Alfonso Ussía
Novatadas
Muchas de las crueles novatadas que sufren los recién llegados a la Universidad por parte de los mayores, alcanzan el ámbito del delito. En el «Campus» o en los Colegios Mayores, los nuevos universitarios inauguran su condición y su primer curso mediante la humillación y el salvajismo. Suyas las humillaciones ante el salvajismo de los veteranos. Las novatadas están prohibidas y penadas, pero se hace la vista gorda porque su perversión y vulgaridad forman parte de «la tradición». Una novatada deja de serlo en el momento en el que su aplicación deja de ser una broma.

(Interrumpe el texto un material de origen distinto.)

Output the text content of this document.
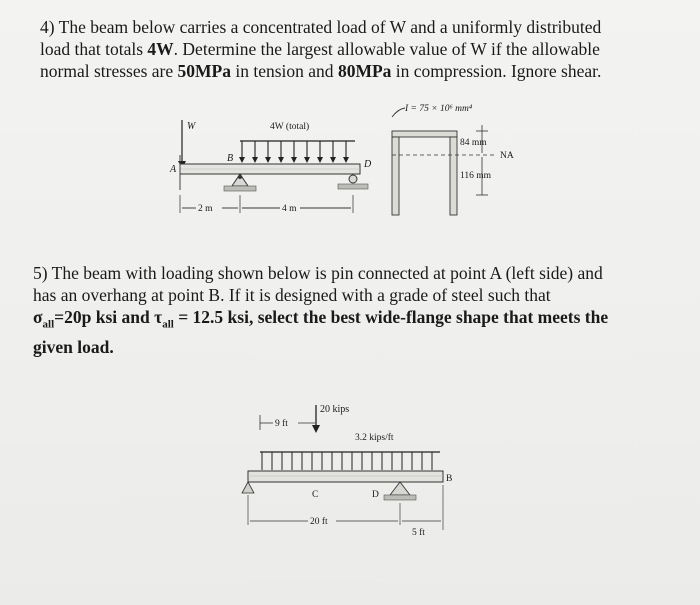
4) The beam below carries a concentrated load of W and a uniformly distributed
load that totals 4W. Determine the largest allowable value of W if the allowable
normal stresses are 50MPa in tension and 80MPa in compression. Ignore shear.
W	4W (total)
A
B
D
2 m	4 m
I = 75 × 10⁶ mm⁴
NA
84 mm
116 mm
5) The beam with loading shown below is pin connected at point A (left side) and
has an overhang at point B. If it is designed with a grade of steel such that
$\sigma_{all}=20p$ ksi and $\tau_{all} = 12.5$ ksi, select the best wide-flange shape that meets the
given load.
20 kips
9 ft
3.2 kips/ft
B
C	D
20 ft
5 ft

También se hacían novatadas en la Mili, pero los militares no toleraban acciones que pisotearan la dignidad de los novatos. El que escribe experimentó una novatada colectiva, no una degradación individual. Es sabido que el primer día de Servicio Militar todo lo que rodea al recluta recién incorporado es confusión. Después de treinta horas de viaje en tren, desde Madrid a San Fernando en un convoy militar, la llegada al campamento. Cuando intentábamos los doscientos reclutas recién incorporados de mi compañía dormir ante el reto de lo desconocido, apareció un caritativo oficial que se presentó como «Capitán Capellán» que nos hizo rezar dos santos rosarios. Y todos caímos como melones. Pero no hubo humillación y sí buen humor. Al día siguiente, el supuesto «Capitán Capellán» no era más que un soldado veterano que en compañía de otros nos la metió doblada. Y ahí se acabó la novatada.
Ahora en la Universidad se obliga a los nuevos, hombres y mujeres, a desnudarse, a reptar, a aceptar los mayores insultos y ofensas, y a beber alcohol hasta los límites –en algunas ocasiones superados– de la resistencia del organismo. Borracheras descomunales y comas etílicos, cuando no heridas en la espalda, latigazos, abusos sexuales y toda suerte de «tradiciones divertidas». Estallido de la bestia salvaje que llevamos dentro.
Pero no sólo afecta la ofensa y el mal gusto a los estudiantes. En una actividad que antaño –al menos–, se creía exclusivamente frecuentada por el viejo señorío, y me refiero a la Montería, las novatadas y salvajadas que se aplican a los monteros primerizos, los «novios», dejan en muy soterrada dignidad y honor a los que promueven y se divierten con esas mamarrachadas. La principal obligación del buen montero es la de respetar a la res que ha abatido. De eso saben mucho y así lo cumplen en Centroeuropa, donde la res muerta recibe el homenaje de su cazador. En España se usa de su sangre y de sus vísceras para embardunar al «novio», después de un juicio sin gracia ni talento, y con un gusto pésimo que nubla la belleza, singularidad y tradición de la Montería española. «Se trata de contentar a los perreros», dicen algunos. Y produce tristeza e irritación contemplar como monteros de diez generaciones, nobles de otras tantas y cazadores que descienden de familias tradicionales aceptan, participan y se recrean ante el espectáculo bochornoso del «noviazgo». No escribo por una mala experiencia personal. El propietario de la finca en la que abatí mi primera res no toleraba el mal gusto en su casa. Fui nuevamente bautizado con agua, y se terminó la guasa. Los perreros, imprescindibles y en su mayoría tan señores como los que disparan, no se imponen. Manda el dueño, y si el dueño es un señor, no hay «noviazgo» ni novatada que valga.
Pero esa singularidad en el dominio de la decisión última, no se da en las Universidades y Colegios Mayores. Muchas novatadas son delitos contra los derechos de los demás. Y sólo cuando sean castigados por la justicia desaparecerán de los núcleos universitarios los últimos coletazos de nuestra brutalidad.